In the most recent application cycle, the nation’s orthopaedic surgery residency programs will have reviewed more than 80,000 applications from over 1,000 unique applicants, each with three to four letter writers lobbying for their acceptance. A thoughtfully completed eSLOR provides an invaluable perspective to every reviewer and allows for the writer to evaluate applicants with common language. Additionally, there is a generous section that allows for personalization of the letter if the writer so desires. In addition to standard categories of medical knowledge, communication skills, and professionalism, personalized comments should highlight unique aspects of the applicant. At the end of the form is a summative statement that is meant to only suggest to a reader where a potential applicant would be placed on a hypothetical rank list constructed by the writer in question.

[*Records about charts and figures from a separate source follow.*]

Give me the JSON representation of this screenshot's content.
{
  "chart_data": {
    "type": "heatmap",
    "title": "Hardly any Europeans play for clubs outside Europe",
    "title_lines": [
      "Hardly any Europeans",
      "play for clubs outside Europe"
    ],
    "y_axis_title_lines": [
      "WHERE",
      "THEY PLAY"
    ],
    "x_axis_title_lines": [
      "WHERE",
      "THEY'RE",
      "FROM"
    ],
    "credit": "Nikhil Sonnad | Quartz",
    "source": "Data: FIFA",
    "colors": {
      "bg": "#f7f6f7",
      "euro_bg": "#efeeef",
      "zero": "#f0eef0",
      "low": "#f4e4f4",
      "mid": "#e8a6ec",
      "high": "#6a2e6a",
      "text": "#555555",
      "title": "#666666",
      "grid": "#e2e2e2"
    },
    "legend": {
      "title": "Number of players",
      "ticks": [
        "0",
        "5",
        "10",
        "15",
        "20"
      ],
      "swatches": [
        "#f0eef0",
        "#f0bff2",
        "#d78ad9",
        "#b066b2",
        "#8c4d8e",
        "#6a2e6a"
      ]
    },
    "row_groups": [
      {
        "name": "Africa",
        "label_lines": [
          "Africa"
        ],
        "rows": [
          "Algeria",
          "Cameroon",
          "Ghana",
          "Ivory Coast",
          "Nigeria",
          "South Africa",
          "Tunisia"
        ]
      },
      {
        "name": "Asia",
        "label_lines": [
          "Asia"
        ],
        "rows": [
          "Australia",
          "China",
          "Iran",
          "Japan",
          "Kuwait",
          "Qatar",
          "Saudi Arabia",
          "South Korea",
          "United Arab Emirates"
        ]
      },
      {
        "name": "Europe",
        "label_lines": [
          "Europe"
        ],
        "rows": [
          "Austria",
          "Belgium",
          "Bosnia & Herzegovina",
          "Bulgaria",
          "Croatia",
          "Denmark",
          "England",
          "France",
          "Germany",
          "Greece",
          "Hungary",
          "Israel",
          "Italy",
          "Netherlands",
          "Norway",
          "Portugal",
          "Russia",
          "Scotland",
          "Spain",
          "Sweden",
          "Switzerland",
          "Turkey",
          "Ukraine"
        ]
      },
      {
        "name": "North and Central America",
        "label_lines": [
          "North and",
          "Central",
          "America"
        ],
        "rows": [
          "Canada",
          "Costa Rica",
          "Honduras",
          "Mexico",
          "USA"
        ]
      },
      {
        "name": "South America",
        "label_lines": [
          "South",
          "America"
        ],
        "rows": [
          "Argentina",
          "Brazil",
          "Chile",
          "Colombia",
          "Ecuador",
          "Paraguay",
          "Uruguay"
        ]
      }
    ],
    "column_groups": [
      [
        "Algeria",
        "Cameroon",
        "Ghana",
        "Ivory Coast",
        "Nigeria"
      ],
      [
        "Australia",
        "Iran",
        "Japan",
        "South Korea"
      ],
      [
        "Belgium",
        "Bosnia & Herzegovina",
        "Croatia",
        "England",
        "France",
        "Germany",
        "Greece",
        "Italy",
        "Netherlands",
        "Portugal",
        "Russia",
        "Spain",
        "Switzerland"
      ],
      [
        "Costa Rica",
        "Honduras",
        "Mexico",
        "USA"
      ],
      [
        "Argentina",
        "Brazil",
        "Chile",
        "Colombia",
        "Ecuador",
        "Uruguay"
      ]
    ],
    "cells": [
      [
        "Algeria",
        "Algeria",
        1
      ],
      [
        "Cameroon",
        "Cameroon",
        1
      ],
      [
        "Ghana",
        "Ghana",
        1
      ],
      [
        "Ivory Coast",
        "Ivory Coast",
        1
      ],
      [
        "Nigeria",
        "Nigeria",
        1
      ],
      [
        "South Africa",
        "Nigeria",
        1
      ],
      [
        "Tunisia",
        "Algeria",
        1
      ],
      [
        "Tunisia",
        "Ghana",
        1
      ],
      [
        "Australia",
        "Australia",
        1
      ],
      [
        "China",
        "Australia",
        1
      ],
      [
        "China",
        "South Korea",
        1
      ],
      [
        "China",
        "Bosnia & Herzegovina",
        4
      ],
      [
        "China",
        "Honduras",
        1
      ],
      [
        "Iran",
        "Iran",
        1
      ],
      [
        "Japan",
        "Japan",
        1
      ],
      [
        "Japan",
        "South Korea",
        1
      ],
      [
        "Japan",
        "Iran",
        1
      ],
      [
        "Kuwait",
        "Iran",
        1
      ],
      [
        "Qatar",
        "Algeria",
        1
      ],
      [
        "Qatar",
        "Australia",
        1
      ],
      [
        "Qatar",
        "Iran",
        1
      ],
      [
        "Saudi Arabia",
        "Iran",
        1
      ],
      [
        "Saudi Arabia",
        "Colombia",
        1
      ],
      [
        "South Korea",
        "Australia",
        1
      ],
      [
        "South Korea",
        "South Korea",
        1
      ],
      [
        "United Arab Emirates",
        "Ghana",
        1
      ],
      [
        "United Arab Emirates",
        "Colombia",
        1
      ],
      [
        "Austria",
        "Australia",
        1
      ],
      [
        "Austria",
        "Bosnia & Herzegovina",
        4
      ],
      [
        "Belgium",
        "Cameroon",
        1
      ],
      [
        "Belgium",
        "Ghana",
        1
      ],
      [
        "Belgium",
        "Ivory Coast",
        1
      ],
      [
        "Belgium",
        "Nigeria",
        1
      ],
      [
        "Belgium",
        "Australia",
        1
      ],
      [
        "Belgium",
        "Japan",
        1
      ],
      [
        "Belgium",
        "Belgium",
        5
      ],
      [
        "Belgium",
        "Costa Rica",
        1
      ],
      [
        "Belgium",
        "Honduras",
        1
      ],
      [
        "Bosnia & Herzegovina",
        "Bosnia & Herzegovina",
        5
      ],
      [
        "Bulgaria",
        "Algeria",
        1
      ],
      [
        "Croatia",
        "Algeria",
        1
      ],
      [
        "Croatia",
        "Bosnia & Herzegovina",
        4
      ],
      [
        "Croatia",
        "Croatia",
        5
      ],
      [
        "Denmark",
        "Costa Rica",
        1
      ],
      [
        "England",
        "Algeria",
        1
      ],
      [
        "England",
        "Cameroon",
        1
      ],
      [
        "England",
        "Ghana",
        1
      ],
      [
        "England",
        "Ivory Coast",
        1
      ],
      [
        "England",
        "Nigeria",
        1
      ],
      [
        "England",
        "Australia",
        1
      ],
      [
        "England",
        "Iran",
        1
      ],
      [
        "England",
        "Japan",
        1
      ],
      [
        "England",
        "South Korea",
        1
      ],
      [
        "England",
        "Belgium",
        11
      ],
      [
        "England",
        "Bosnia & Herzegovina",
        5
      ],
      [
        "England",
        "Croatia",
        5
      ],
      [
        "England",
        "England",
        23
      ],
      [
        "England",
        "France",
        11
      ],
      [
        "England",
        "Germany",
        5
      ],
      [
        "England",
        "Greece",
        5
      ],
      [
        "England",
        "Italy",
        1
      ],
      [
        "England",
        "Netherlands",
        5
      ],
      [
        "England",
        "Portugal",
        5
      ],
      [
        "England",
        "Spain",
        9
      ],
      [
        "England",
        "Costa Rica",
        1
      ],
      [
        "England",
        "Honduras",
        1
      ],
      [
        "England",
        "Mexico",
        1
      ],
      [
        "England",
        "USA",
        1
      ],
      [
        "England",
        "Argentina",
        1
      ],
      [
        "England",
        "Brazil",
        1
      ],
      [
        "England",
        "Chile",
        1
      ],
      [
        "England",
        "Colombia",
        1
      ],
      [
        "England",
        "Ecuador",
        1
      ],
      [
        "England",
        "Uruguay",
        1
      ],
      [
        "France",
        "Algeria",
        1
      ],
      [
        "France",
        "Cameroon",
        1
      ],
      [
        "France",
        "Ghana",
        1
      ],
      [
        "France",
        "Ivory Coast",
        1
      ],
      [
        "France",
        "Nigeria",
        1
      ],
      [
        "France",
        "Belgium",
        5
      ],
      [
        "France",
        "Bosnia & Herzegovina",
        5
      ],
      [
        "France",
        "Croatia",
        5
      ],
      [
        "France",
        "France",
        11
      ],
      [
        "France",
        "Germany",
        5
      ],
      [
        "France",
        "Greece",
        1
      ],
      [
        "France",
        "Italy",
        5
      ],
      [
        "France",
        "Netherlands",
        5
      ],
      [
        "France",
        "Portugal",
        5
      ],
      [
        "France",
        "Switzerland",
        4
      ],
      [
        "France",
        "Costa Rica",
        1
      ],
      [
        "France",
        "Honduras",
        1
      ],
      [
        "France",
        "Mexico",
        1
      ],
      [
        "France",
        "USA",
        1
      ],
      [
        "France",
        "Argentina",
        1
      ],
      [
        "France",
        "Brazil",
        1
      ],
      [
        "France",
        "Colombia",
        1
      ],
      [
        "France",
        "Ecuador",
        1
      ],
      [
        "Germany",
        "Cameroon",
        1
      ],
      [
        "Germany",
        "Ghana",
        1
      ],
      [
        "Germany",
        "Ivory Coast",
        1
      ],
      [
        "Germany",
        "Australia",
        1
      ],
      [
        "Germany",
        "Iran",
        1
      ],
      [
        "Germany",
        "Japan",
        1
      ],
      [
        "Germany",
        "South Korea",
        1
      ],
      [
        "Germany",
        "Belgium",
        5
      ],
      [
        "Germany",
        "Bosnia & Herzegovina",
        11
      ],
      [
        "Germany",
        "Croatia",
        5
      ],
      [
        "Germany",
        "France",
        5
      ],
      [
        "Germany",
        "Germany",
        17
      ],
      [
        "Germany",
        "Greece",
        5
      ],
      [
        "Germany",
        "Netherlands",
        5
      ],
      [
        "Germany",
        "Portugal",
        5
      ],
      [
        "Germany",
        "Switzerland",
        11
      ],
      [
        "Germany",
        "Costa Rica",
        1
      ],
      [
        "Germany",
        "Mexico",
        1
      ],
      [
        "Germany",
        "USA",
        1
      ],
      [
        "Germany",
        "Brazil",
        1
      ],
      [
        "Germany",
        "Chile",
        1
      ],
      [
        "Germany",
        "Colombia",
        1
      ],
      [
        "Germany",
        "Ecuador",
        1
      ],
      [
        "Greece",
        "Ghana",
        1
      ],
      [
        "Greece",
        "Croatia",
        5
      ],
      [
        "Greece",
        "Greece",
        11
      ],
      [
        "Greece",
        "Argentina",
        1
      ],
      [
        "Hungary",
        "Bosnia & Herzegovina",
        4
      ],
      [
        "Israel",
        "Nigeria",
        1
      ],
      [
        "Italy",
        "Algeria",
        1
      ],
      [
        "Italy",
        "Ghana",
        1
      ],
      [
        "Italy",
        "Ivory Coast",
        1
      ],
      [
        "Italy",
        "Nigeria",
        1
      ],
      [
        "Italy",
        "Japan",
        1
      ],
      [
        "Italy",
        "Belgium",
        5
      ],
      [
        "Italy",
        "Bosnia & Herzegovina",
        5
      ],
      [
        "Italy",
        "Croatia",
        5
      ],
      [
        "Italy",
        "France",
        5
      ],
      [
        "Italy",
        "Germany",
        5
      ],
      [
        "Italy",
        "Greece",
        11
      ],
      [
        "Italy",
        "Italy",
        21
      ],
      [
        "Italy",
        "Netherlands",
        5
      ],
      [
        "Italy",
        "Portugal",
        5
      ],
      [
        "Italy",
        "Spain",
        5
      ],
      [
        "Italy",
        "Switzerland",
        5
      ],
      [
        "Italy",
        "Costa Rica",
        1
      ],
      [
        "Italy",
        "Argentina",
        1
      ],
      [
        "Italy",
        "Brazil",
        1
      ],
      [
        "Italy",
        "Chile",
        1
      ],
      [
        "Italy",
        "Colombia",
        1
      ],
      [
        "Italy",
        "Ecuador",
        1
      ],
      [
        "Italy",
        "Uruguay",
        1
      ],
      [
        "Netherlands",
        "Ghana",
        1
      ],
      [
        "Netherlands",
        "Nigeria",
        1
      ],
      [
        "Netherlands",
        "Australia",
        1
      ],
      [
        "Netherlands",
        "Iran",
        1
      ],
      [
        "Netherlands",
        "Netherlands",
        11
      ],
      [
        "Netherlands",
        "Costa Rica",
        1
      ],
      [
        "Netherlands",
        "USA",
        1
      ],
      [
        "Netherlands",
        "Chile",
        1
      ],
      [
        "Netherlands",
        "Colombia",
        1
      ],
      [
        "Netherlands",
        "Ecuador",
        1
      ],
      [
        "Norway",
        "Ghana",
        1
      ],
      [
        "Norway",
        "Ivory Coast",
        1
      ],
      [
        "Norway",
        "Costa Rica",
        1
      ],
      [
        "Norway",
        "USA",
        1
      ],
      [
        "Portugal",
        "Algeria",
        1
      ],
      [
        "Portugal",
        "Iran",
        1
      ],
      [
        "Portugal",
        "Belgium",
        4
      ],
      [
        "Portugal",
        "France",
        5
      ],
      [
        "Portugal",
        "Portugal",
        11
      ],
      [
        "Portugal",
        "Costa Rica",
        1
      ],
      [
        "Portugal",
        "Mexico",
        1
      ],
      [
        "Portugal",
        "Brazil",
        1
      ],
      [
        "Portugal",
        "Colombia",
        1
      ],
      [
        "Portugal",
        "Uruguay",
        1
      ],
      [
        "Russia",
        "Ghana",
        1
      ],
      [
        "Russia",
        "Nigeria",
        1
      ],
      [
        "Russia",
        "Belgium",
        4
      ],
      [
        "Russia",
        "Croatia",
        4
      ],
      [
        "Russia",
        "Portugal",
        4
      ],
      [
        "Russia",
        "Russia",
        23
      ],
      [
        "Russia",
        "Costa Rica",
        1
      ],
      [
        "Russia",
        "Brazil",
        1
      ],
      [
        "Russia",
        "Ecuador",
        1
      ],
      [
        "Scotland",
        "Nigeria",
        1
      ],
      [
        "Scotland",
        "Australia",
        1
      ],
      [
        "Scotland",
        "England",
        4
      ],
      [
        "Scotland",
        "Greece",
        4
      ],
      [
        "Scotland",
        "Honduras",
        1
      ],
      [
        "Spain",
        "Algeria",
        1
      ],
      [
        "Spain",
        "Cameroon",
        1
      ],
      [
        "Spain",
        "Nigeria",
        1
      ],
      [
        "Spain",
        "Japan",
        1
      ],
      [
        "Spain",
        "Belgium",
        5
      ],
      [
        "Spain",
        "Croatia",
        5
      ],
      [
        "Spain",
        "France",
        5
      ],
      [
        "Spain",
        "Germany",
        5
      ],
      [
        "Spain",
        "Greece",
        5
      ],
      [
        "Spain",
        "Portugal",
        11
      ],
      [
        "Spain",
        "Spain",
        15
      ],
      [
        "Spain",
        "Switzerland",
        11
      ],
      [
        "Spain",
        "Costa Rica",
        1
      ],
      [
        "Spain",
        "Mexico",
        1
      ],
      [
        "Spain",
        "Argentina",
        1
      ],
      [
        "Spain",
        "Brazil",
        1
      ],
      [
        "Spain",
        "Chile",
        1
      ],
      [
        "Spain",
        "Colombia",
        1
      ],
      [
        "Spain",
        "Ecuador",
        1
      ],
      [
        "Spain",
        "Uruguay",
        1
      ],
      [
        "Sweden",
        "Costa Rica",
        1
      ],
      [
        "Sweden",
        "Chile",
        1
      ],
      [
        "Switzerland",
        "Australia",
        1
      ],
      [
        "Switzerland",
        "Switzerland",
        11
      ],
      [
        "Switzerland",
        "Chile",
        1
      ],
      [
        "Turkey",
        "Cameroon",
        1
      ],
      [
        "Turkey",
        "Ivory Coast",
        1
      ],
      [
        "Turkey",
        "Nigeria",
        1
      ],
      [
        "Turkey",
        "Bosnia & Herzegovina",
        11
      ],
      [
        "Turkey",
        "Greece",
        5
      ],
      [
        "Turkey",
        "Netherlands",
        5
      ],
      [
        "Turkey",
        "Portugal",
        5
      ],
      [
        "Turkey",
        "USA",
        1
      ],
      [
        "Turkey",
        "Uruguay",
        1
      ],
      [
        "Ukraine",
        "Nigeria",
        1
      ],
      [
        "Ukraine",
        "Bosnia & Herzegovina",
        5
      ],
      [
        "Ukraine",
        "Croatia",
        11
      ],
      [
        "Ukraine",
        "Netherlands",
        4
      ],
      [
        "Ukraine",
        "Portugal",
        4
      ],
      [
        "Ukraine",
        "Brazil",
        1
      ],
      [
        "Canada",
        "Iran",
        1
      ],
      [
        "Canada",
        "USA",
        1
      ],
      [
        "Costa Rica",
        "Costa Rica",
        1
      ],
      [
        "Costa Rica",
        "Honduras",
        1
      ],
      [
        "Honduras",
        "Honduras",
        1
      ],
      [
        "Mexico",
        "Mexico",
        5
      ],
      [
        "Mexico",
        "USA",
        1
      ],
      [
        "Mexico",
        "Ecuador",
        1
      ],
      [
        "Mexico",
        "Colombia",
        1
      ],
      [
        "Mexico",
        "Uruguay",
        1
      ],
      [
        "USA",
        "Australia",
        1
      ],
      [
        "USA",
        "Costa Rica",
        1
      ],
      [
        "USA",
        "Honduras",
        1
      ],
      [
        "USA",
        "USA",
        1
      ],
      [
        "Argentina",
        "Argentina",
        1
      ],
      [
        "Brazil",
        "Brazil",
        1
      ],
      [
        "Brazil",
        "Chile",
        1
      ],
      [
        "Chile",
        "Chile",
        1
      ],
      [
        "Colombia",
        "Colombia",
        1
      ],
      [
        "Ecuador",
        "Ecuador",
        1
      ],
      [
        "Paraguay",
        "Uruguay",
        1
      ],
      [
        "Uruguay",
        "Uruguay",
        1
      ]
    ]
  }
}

Lastly, with a historic match rate of 75% among senior medical students applying into orthopaedic surgery from US medical schools, we are encouraging letter writers to be mindful of grade inflation and encouraging reviewers to be equally mindful of those writers that give an honest and accurate summative statement. It is unlikely that every candidate should be ranked for a guaranteed match. In fact, an applicant who is ranked in the middle 1/3 of applicants is still very likely to match!